Coventry Roller Derby
- Metro area: Coventry
- Country: United Kingdom
- Founded: March 2011
- Track type: Flat
- Venue: Alan Higgs Centre, Coventry, UK
- Website: www.facebook.com/CoventryRollerDerby

= Coventry Roller Derby =

English roller derby league

Coventry Roller Derby (CRD) formerly known as Coventry City Derby Dolls (CCDD) are Coventry's first and only flat track roller derby league based in Coventry, United Kingdom.

== History ==
The idea for the league began in March 2011 among a small group of friends, none of whom had previous roller derby experience and who, like many newcomers to the sport, had discovered roller derby after its popularisation in the 2009 film Whip It.

The group began by learning basic skating skills in a small fitness studio in Coventry's AT7 Centre. On 16 August 2011, the group (now 8–10 regular skaters) had their first official outing at the Goodwood Roller Marathon, under the name Coventry City Derby Dolls. Soon after, CCDD outgrew their original training venue and began regular training sessions at Coventry Sports and Leisure Centre, before the centre closed in 2019.

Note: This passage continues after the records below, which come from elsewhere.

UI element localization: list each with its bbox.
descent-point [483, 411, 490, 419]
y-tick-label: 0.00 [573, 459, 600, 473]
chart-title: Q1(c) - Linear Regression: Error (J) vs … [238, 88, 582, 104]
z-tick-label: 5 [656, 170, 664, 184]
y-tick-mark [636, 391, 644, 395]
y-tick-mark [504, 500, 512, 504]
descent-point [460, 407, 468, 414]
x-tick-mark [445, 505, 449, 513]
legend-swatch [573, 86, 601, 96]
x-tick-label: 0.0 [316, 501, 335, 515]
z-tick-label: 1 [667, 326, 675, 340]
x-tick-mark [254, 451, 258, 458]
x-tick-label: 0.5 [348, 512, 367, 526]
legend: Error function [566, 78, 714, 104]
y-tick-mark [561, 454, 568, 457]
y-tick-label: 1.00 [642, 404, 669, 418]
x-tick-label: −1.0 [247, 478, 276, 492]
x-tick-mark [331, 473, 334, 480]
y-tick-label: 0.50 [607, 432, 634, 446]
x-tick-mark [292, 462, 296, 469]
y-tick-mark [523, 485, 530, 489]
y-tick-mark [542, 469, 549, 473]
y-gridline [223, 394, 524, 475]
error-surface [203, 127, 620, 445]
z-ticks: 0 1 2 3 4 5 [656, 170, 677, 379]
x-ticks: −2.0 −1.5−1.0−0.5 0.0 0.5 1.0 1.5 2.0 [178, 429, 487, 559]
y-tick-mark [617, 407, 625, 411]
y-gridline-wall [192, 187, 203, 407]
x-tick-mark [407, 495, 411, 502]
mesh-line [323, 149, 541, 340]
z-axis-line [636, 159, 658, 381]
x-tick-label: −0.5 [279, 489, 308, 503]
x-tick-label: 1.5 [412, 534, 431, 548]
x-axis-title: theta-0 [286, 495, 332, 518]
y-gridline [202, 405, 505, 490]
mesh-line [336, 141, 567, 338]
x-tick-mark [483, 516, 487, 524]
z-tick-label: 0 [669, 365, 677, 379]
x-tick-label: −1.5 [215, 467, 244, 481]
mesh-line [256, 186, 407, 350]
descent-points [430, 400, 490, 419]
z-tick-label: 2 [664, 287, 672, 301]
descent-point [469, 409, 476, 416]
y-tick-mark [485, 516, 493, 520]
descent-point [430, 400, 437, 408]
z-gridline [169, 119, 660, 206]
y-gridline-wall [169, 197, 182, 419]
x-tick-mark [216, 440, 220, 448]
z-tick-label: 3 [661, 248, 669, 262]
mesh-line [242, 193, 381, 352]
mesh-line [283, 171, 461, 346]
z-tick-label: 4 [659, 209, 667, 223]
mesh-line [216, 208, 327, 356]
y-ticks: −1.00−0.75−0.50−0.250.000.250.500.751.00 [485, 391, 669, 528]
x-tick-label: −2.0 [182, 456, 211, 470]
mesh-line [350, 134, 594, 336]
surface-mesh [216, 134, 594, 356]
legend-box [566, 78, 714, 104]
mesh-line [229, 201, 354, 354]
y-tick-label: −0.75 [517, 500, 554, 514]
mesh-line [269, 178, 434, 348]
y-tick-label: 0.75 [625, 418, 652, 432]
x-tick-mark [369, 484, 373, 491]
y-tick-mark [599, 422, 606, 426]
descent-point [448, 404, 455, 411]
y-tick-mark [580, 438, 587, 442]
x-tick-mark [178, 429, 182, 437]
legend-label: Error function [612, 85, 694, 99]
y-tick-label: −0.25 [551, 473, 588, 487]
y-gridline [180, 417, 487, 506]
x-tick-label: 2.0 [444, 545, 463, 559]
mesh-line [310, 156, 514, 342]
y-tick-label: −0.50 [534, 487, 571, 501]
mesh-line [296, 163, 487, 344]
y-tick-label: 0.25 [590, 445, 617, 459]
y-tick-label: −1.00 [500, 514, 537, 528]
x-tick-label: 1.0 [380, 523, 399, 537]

The team changed their name to Coventry Roller Derby (CRD).

== Structure ==
CRD are a skater-run organisation. A committee of elected officers manages the league. These officers head up sub-committees in areas such as: Coaching, Referee Training, Head NSO, Merchandise Officer, Events Organisers, Social Media Officer, League Liaison, etc.

== Coaching ==
CCDD started with two dedicated Coaches: Head Coach and Club President Jon Scott (AKA Scott Jon DaRocks), and Newbie/Rookie Coach Paul Husiw-Aiken (AKA Hucifer), as well as a team of CCDD Referees who are trained under Head Referee Andy 'Psychotic' Hill. In addition to their in-house coaching team, CCDD received valuable input and guest coach appearances from fellow Midlands roller derby teams: Crash Test Brummies, Central City Rollergirls and Birmingham Blitz Dames.

== Bouts played ==
CCDD made their public bouting debut 25 August 2013. Dubbed 'It Came From Outer Bounds' and held at Coventry Sports and Leisure Centre (Cov. baths) against Oxford Wheels of Glory. Half time was called with a score of CCDD, 123 – OWG, 42. OWG made a good comeback in the second half bringing the bout to a nail biting conclusion of CCDD, 179 – OWG, 184. Coventry City Derby Dolls raised a total of £273.00 with sales of cake and raffle tickets during the bout for the local charity Coventry Haven.

In 2014, CCDD bouted in a zombie-themed event against the Surrey Rollergirls.

== Events and appearances==
Some of CCDD appeared at an interactive roller derby demo in Broadgate, Coventry, on 30 March 2013, where they were invited to participate in a game of human pinball as part of Coventry University's Design Degree Show 2013. This event marked the first time roller derby had been seen in the city, drawing much interest from within the local community.

In 2014, CDDD took part in a drive to boost local blood stocks.

In 2014, CCDD player Jodie Ramsay represented the West Indies at the Blood and Thunder World Cup event in Dallas, Texas.